Furthermore, there are also discrepancies regarding the mean duration between the initial dose and the first top-up of local anesthetic of 7.2±2.7 hours, which shows a need for supplementation after 7 hours.34 In the current study, there were no complications associated with PVB. Complication rates of thoracic PVB are reported to be low,35,36 reported figures (5%),37 and even in another retrospective study that reviewed 156 thoracic PVB cases with multiple-injection technique, complications occurred in only four cases (2.6%).38 In addition, a prospective study evaluating complications after PVBs in 367 patients observed the following complications: vascular puncture (3.8%), hypotension (4.6%), pleural puncture (1.1%), and pneumothorax (0.5%).35 TPVB is technically easy to learn, has a high success rate regardless of the number of blocks performed, and does not appear to be operator dependent.3840

Limitation of the study

The current study has certain limitations, including shorter duration of postoperative follow-up and inability to accurately identify failed blocks. There was involvement of nurses in postoperative pain management that might have an impact on the magnitude of treatment difference.

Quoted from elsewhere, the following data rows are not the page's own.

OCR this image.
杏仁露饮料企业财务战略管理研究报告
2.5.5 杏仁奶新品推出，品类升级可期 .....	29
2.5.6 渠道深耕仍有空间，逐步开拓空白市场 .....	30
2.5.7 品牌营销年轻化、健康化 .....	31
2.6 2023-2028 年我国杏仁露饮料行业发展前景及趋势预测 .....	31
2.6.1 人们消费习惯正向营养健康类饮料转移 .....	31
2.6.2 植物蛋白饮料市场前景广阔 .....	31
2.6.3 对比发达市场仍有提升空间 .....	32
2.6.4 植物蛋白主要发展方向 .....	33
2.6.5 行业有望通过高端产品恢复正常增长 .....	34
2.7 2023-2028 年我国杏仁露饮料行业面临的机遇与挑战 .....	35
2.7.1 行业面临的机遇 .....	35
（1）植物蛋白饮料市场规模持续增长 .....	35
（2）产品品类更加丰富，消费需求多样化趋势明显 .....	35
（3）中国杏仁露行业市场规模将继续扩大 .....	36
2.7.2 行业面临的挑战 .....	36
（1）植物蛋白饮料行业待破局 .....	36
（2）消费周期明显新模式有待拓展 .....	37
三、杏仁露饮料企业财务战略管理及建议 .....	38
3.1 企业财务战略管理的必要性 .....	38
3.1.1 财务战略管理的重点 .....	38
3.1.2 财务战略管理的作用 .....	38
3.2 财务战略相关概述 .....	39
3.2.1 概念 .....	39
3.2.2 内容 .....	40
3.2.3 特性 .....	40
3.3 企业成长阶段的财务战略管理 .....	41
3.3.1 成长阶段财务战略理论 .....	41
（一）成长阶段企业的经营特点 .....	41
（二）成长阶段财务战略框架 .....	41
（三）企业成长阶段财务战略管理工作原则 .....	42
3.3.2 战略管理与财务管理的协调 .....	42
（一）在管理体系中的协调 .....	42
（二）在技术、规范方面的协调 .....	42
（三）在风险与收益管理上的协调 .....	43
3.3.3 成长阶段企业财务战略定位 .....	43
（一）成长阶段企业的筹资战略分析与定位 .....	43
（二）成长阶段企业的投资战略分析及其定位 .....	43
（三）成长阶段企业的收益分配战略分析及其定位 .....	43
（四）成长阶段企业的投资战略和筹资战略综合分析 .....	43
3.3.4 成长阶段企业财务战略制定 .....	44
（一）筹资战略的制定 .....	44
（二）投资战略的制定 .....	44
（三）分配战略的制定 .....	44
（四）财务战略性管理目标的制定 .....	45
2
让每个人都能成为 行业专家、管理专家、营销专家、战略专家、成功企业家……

Conclusion and recommendation

TPVB is effective in controlling the postoperative pain, prolongs analgesic request time, and has a good opioid-sparing effect in comparison to the traditional general anesthesia alone for patients undergoing open cholecystectomy and deserves more widespread use. We recommend further study, including one with a longer time of follow-up of at least 48 hours postoperatively, to evaluate the effect of PVB after cholecystectomy on clinically important outcomes, such as complication rates and intraoperative hemodynamic changes.

Acknowledgment

We would like to thank the University of Gondar for financial support.

Disclosure

The authors report no conflicts of interest in this work.